A qui Emmanuel Macron a-t-il fait un cadeau en supprimant la taxe d’habitation ? Cette baisse d’impôt inédite se voulait une mesure de soutien au pouvoir d’achat. Mais la manne ainsi redistribuée aurait pu être captée par les seuls propriétaires si elle s’était traduite par une hausse équivalente des loyers et des prix immobiliers.
Dans le cadre de son récent travail sur la fiscalité immobilière, la Cour des comptes a voulu en avoir le coeur net et demandé à l’Institut des politiques publiques (IPP) de se pencher sur le sujet. Résultat des courses : l’impact est réel, mais modeste. « Une partie, certes limitée, du gain de pouvoir d’achat a été captée par une augmentation des prix immobiliers et des loyers », résume Pierre Moscovici, le premier président de la Cour des comptes.
700 euros de pouvoir d’achat
La question a son importance.
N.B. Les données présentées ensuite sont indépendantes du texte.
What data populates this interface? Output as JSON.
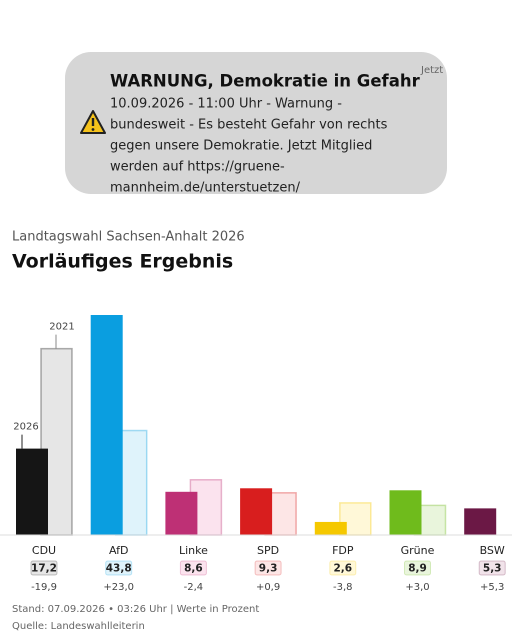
{
  "notification": {
    "title": "WARNUNG, Demokratie in Gefahr",
    "time": "Jetzt",
    "body_lines": [
      "10.09.2026 - 11:00 Uhr - Warnung -",
      "bundesweit - Es besteht Gefahr von rechts",
      "gegen unsere Demokratie. Jetzt Mitglied",
      "werden auf https://gruene-",
      "mannheim.de/unterstuetzen/"
    ]
  },
  "chart_data": {
    "type": "bar",
    "subtitle": "Landtagswahl Sachsen-Anhalt 2026",
    "title": "Vorläufiges Ergebnis",
    "categories": [
      "CDU",
      "AfD",
      "Linke",
      "SPD",
      "FDP",
      "Grüne",
      "BSW"
    ],
    "series": [
      {
        "name": "2026",
        "colors": [
          "#151515",
          "#0a9ee0",
          "#be3075",
          "#d81e1e",
          "#f5c800",
          "#6fbb1c",
          "#6b1845"
        ],
        "values": [
          17.2,
          43.8,
          8.6,
          9.3,
          2.6,
          8.9,
          5.3
        ],
        "value_labels": [
          "17,2",
          "43,8",
          "8,6",
          "9,3",
          "2,6",
          "8,9",
          "5,3"
        ]
      },
      {
        "name": "2021",
        "colors": [
          "#e6e6e6",
          "#dff3fb",
          "#fbe3ee",
          "#fde6e6",
          "#fff8d8",
          "#e9f5dc",
          "#f1e3ea"
        ],
        "values": [
          37.1,
          20.8,
          11.0,
          8.4,
          6.4,
          5.9,
          null
        ]
      }
    ],
    "change": {
      "values": [
        -19.9,
        23.0,
        -2.4,
        0.9,
        -3.8,
        3.0,
        5.3
      ],
      "value_labels": [
        "-19,9",
        "+23,0",
        "-2,4",
        "+0,9",
        "-3,8",
        "+3,0",
        "+5,3"
      ]
    },
    "ylim": [
      0,
      44
    ],
    "footer": [
      "Stand: 07.09.2026 • 03:26 Uhr | Werte in Prozent",
      "Quelle: Landeswahlleiterin"
    ]
  }
}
La suppression de la taxe d’habitation (TH) est un changement fiscal majeur – à la fois en termes de symbole, puisqu’il s’agit d’un marqueur de la présidence Macron, et en termes de montants. Avant sa disparition progressive (pour 80 % des Français entre 2018 et 2020, puis pour les 20 % restant entre 2021 et 2023), elle était payée par 24 millions de foyers et rapportait quelque 19 milliards d’euros dans les caisses des communes (auxquels l’Etat ajoutait 4 milliards pour compenser les exonérations).
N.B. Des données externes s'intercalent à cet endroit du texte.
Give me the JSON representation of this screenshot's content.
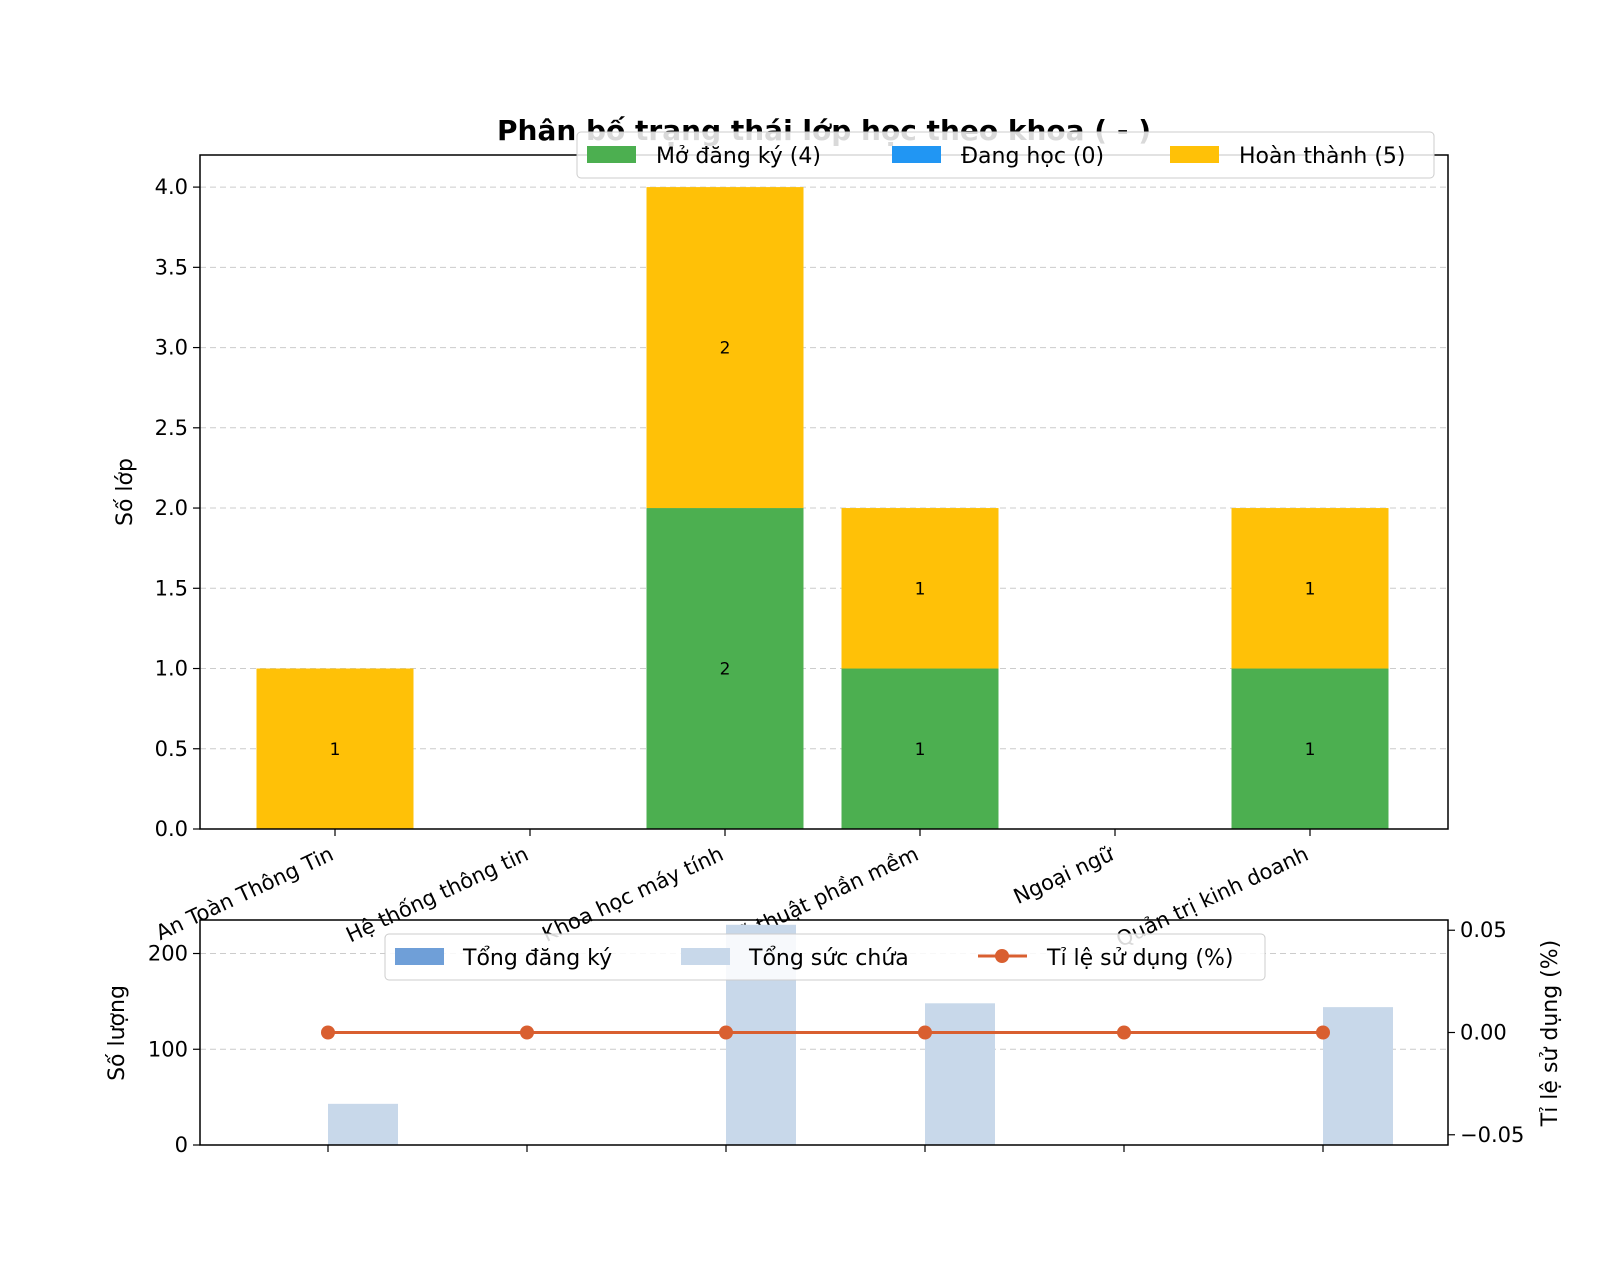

Pour chaque foyer concerné, la disparition de cette taxe locale représentait donc plus de 700 euros de pouvoir d’achat restitué. A condition que les communes n’augmentent pas à due concurrence la taxe foncière pour les propriétaires – ce qui n’a pas été le cas, selon l’IPP. Et à condition que les propriétaires n’en profitent pas pour rehausser les loyers pour les locataires (ou les prix pour les acheteurs).
Afin d’évaluer cet impact de la suppression de la TH sur le marché immobilier, les chercheurs de l’IPP commencent par mesurer son poids dans le budget des ménages, avant la réforme. En moyenne, la TH amputait leurs revenus de 2,36 %. Mais en fonction des communes (où le foncier n’a pas la même valeur, et où les taux votés diffèrent), ce taux d’exposition varie. Il tournait autour de 1,3 % là où la TH était la plus légère, contre 3,5 % là où elle était particulièrement salée – notamment dans le sud-est de la France, le long du littoral et dans les communes de montagne.
50 euros par m2
Chiffres à l’appui, l’étude montre que plus ce poids de la TH était important dans les revenus des habitants avant sa disparition, plus les prix de l’immobilier dans la commune y ont augmenté.
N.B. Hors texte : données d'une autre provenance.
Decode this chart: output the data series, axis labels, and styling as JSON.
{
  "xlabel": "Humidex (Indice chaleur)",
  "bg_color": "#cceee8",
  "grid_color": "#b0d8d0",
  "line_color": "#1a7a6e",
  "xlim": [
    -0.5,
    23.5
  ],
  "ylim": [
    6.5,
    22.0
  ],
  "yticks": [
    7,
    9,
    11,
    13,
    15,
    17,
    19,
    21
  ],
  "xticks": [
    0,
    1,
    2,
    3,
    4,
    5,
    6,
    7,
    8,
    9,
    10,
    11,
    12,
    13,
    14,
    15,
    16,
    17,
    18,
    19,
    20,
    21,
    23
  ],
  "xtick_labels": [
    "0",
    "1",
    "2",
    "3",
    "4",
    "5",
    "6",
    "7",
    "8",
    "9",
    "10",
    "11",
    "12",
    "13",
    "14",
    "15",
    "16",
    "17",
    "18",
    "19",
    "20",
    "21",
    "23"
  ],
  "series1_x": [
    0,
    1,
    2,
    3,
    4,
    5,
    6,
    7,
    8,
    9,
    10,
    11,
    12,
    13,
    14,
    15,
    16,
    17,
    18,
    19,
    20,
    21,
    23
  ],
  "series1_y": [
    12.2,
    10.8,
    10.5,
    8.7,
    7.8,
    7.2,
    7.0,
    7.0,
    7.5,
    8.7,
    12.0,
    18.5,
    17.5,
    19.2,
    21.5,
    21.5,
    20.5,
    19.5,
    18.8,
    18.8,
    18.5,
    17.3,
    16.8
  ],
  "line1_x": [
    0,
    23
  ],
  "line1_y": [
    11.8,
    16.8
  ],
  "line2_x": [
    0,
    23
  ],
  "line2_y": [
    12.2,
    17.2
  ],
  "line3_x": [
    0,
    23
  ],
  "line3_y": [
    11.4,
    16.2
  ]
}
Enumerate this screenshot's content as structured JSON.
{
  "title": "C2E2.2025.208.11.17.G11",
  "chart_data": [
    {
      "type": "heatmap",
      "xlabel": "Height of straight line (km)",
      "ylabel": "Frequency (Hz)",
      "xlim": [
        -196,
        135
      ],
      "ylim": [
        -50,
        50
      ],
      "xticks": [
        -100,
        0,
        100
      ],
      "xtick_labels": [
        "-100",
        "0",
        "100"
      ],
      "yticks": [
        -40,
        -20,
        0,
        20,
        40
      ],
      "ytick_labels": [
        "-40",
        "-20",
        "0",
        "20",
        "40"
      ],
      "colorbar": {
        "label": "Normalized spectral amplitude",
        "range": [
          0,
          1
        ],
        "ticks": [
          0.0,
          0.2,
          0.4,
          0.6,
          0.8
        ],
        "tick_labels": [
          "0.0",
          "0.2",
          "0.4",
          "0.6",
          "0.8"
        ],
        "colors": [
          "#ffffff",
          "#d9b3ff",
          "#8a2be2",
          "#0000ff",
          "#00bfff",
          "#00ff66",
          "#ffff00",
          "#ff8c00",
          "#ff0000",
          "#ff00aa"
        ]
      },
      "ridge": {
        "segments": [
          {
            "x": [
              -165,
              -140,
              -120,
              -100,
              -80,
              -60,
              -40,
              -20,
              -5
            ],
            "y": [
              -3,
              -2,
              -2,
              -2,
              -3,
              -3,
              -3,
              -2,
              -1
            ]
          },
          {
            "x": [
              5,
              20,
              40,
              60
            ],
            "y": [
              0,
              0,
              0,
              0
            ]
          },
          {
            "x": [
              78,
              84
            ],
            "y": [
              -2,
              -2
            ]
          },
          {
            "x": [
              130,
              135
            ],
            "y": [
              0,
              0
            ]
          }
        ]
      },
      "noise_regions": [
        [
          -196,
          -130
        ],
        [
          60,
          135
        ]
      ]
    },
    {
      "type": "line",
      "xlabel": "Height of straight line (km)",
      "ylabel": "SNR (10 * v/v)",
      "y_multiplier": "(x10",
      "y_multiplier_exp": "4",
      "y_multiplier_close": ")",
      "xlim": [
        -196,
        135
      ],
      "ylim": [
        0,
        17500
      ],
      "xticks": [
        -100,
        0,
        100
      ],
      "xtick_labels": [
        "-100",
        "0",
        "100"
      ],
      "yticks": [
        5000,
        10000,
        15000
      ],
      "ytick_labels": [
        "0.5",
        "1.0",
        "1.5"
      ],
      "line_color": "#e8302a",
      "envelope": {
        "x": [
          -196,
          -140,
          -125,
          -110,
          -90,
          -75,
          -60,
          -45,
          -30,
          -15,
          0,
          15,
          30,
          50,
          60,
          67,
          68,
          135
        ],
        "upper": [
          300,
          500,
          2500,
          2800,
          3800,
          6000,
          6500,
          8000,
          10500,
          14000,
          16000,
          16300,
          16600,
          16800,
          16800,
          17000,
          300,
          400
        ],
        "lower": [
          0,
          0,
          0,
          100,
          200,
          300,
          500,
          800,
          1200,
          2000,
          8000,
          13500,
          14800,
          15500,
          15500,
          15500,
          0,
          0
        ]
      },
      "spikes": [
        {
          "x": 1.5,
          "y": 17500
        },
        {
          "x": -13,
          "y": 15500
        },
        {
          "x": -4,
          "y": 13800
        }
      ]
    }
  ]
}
La même dynamique s’observe pour les loyers. « A trois ans, l’effet sur les prix immobiliers de 1 point de pourcentage de TH/revenu supplémentaire était de presque 50 euros en plus par mètre carré », écrivent les économistes. Pour les loyers, « de 0,2 euro par m2 ». Cet écart correspond à la part – modeste – de la réforme de la TH captée par les seuls propriétaires.